In one corner we have the Secretary of State for Defence, Malcolm Rifkind, who says that any further cuts on top of those currently envisaged would risk leaving us with 'paper tiger' armed forces. If force levels are to be reduced, then our commitments will have to be scaled down accordingly. Mr Rifkind is explicitly threatening his cabinet colleagues with the political embarrassment of a full-blown defence review only three years after the publication of Options for Change, which was supposed to settle the structure of the armed forces for the rest of the decade.

In the other corner we have the Treasury, looking to cut pounds 1bn from next year's pounds 23.7bn military budget. When the Treasury looks balefully across Whitehall it sees not so much a sitting duck as a corn- guzzling Strasbourg goose. The Treasury is disgusted that, despite the disintegration of the Warsaw Pact and the emergence of 'a friendly and democratic Russia', the Ministry of Defence is still absorbing 4 per cent of GDP. It also regards the MoD as virtually synonymous with waste and poor management.

Whatever the strength of the opposing arguments, I would bet that as long as Mr Rifkind heaves out a few of the middle managers whose numbers have remained at a steady 10,000 over the past 15 years, despite a 40 per cent decline in uniformed personnel, he will emerge relatively unscathed. There is strong opposition on the Tory back benches to any further 'Treasury-led' defence cuts, and a defence review in this Parliament is thought to be more trouble than it is worth.

Those hoping for a proper debate about Britain's role in the world and the kind of armed forces that may be required to sustain it are going to be disappointed. And that is a pity.

Options for Change, the official response on the consequences for the armed forces arising from the end of the Cold War, was disappointing for its limited scope and exclusion of anything smacking of imagination or radicalism. It is also dated, having been written while Mikhail Gorbachev was still in office and before the break-up of Yugoslavia had begun to challenge our comfortable assumptions about security in Europe.

Although Options for Change was presented as a prudently worked out alternative to the 'salami slicing' which nobody advocates, it is difficult to see it as being much more than that. Apart from the restructuring of our forces in Germany, with the eventual reduction of army manpower there to 23,000, its main impact has been to spread a little pain fairly equally. While the Soviet threat is deemed to have diminished considerably, the actual commitments that smaller forces have to meet have not significantly altered. In this sense, Mr Rifkind and his supporters are right to say that the armed forces have already been cut to the bone.

Given the inadequacies of Options for Change and the speed at which events have moved since its publication, the case for a defence review is strong, but whether it would justify a reduction in expenditure is more arguable. Two questions have to be answered before anything can be decided. The first is whether we are more or less threatened than we were three years ago. The second is what role it is appropriate and in our interests to play in a much more fluid and uncertain world.

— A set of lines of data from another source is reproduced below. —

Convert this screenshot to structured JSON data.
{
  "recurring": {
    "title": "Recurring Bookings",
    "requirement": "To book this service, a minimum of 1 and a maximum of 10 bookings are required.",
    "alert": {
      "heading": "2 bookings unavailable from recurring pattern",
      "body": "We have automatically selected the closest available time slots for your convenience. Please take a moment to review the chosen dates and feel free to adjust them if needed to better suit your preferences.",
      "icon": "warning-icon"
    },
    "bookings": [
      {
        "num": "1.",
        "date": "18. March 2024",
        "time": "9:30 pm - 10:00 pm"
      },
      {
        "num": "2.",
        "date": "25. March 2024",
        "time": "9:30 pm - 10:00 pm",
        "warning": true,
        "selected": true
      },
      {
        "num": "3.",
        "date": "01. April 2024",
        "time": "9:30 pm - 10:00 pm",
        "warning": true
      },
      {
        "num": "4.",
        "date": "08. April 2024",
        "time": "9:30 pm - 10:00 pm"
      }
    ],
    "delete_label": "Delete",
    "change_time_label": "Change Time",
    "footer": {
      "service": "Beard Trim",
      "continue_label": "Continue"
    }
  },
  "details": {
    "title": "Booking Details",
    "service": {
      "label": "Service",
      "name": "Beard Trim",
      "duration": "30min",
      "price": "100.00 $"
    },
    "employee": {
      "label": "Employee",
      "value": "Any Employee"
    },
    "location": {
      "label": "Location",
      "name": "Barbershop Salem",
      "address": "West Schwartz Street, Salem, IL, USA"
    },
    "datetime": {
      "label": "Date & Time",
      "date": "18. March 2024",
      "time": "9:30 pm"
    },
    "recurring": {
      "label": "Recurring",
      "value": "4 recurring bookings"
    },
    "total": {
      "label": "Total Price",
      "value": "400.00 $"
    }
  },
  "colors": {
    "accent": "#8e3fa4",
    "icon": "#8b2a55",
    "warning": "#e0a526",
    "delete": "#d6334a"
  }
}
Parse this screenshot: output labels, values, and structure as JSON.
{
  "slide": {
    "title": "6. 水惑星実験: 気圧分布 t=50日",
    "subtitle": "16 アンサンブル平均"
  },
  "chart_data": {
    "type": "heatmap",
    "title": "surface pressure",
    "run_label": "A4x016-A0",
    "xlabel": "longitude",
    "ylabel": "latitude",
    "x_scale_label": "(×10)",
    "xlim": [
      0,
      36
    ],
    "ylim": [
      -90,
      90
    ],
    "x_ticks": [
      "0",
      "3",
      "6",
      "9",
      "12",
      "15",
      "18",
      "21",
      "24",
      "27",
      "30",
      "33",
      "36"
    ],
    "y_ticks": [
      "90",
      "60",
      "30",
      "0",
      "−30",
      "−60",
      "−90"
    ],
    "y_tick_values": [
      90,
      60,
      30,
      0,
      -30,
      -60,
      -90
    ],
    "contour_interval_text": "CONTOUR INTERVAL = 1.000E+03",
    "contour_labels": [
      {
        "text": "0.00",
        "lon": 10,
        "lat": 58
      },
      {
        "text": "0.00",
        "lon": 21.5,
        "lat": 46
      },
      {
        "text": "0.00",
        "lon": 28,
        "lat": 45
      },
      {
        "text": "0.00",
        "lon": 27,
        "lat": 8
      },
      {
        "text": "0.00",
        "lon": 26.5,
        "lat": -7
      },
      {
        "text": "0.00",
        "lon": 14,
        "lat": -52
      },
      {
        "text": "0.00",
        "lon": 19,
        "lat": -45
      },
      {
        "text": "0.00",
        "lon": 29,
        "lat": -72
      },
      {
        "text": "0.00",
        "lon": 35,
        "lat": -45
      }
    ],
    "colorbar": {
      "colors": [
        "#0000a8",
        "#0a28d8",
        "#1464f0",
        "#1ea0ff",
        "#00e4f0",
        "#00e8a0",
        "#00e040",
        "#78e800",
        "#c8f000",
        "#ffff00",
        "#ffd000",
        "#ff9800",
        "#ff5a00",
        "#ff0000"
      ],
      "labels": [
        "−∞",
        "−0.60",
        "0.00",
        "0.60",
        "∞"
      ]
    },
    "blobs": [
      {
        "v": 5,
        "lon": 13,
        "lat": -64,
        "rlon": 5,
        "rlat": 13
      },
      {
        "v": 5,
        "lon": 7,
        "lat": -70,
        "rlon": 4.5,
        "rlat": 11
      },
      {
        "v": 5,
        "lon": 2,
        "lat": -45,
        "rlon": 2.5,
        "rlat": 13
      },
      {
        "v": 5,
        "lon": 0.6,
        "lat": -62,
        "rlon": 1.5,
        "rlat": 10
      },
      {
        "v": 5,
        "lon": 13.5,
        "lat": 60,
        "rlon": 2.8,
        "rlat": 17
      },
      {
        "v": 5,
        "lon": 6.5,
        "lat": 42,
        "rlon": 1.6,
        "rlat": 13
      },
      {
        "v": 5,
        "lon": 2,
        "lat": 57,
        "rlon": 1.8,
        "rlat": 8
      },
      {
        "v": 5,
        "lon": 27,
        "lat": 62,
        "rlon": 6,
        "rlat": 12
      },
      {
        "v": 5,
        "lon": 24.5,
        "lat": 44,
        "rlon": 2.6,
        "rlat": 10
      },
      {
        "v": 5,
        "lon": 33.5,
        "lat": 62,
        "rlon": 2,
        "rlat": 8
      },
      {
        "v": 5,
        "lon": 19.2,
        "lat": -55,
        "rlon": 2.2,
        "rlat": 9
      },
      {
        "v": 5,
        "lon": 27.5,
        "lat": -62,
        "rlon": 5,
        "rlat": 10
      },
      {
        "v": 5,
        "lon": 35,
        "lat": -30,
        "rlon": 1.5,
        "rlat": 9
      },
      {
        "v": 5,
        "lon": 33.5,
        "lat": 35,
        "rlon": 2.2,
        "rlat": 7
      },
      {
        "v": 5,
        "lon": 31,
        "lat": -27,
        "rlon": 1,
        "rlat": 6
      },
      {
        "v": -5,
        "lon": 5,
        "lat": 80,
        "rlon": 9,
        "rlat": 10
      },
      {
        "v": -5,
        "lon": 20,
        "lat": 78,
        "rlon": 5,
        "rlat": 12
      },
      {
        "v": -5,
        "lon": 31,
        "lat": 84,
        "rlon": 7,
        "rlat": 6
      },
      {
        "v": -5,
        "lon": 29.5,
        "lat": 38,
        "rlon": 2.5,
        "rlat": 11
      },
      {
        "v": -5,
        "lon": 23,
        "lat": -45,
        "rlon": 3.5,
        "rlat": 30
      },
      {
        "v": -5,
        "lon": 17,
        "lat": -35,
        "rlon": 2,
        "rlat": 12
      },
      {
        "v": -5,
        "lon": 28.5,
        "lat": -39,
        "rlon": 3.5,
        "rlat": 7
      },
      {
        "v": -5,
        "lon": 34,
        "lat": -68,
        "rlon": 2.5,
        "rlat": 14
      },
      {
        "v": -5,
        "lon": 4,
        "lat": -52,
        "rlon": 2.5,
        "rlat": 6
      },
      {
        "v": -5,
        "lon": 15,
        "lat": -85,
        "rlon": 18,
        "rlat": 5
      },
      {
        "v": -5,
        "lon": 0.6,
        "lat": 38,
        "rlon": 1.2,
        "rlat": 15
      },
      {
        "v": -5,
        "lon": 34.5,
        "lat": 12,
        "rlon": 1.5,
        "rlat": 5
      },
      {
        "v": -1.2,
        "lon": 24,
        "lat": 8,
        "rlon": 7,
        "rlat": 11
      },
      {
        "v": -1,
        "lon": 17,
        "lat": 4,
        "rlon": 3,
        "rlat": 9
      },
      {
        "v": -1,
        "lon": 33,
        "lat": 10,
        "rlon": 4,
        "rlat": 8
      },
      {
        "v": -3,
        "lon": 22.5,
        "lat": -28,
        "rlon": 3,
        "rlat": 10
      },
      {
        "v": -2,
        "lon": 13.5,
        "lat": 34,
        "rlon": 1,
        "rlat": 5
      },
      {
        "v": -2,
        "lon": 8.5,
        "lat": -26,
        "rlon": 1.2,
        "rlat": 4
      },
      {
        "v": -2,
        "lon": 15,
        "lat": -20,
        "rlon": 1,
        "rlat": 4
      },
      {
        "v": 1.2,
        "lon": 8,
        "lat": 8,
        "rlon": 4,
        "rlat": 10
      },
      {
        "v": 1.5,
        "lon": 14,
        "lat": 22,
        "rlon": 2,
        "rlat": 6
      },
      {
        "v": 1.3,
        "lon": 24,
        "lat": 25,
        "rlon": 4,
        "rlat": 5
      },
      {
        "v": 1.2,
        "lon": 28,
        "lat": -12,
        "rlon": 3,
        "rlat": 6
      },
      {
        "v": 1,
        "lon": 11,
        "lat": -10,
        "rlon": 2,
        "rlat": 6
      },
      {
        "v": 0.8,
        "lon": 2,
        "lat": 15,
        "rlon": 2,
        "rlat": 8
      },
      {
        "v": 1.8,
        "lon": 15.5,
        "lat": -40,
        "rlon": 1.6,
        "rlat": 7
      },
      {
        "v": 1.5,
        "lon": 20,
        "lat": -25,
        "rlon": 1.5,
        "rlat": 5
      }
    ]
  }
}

The evaluation of threat has become increasingly complicated and open to interpretation. But not many people would claim that the world has become a much safer place in the past three years.

The overwhelming fact is that the former Soviet Union is in dangerous turmoil. In Russia itself it is far from certain that the 'westernisers' who want Russia to become a modern, liberal, democratic state will prevail. Although Boris Yeltsin smashed through one obstacle to reform when he sent his tanks against the Communists in the Russian parliament, there are still powerful and implacable forces ranged against him. The army is also using its new leverage over Mr Yeltsin to intensify its involvement in the war- torn Caucasus, from where fighting will be difficult to prevent spreading to the western regions.

It is perfectly possible either that Mr Yeltsin's supporters will lose the forthcoming parliamentary elections or that continuing economic failure will topple him in the next presidential ballot. Is it really so unlikely that the belligerent nationalists who believe Russia has been stabbed in the back and sold into Western bondage will gain power?

If we cannot be confident that Russia will continue to be friendly and co-operative, can we at least assure ourselves that it has lost the ability to pose a military threat to Europe? Absolutely not.

The nightmare of a surprise blitzkrieg across the central German plain has disappeared, but Russia will remain the continent's only military superpower. Although its armed forces are in the process of reorganisation and the army is suffering manpower problems, equipment - including nuclear-powered submarines and combat aircraft - is being upgraded. The nuclear strike forces, although reduced under the terms of Start 2, will still be massive.

Russia apart, there is also the indirect threat of numerous small wars of self-determination, fuelled by historic hatreds. As Jonathan Eyal wrote yesterday, while none of these local wars threatens Western security as such, their cumulative impact could dissolve the whole fabric of current security arrangements. That is why intervening early and hard in the former Yugoslavia was necessary for more than the obvious moral reasons. If we have neither the will nor the ability to make such interventions in the future, there is little chance that a stable international order will assert itself.

There is not much that Britain can do on its own. But if Britain, with its powerful interest in a stable Europe and a functioning international order, decides that it no longer wishes to make its traditional contribution, it will be that much less likely that anyone else will. The United States, for better of worse, will no longer act without partners. France is no more capable than Britain of unilateral action (other than in its former colonies). Germany will continue to be preoccupied with the strains of unification for the rest of this decade.

A defence review is needed all right - one that overturns the bureaucratic complacency and bland conservatism of Options for Change.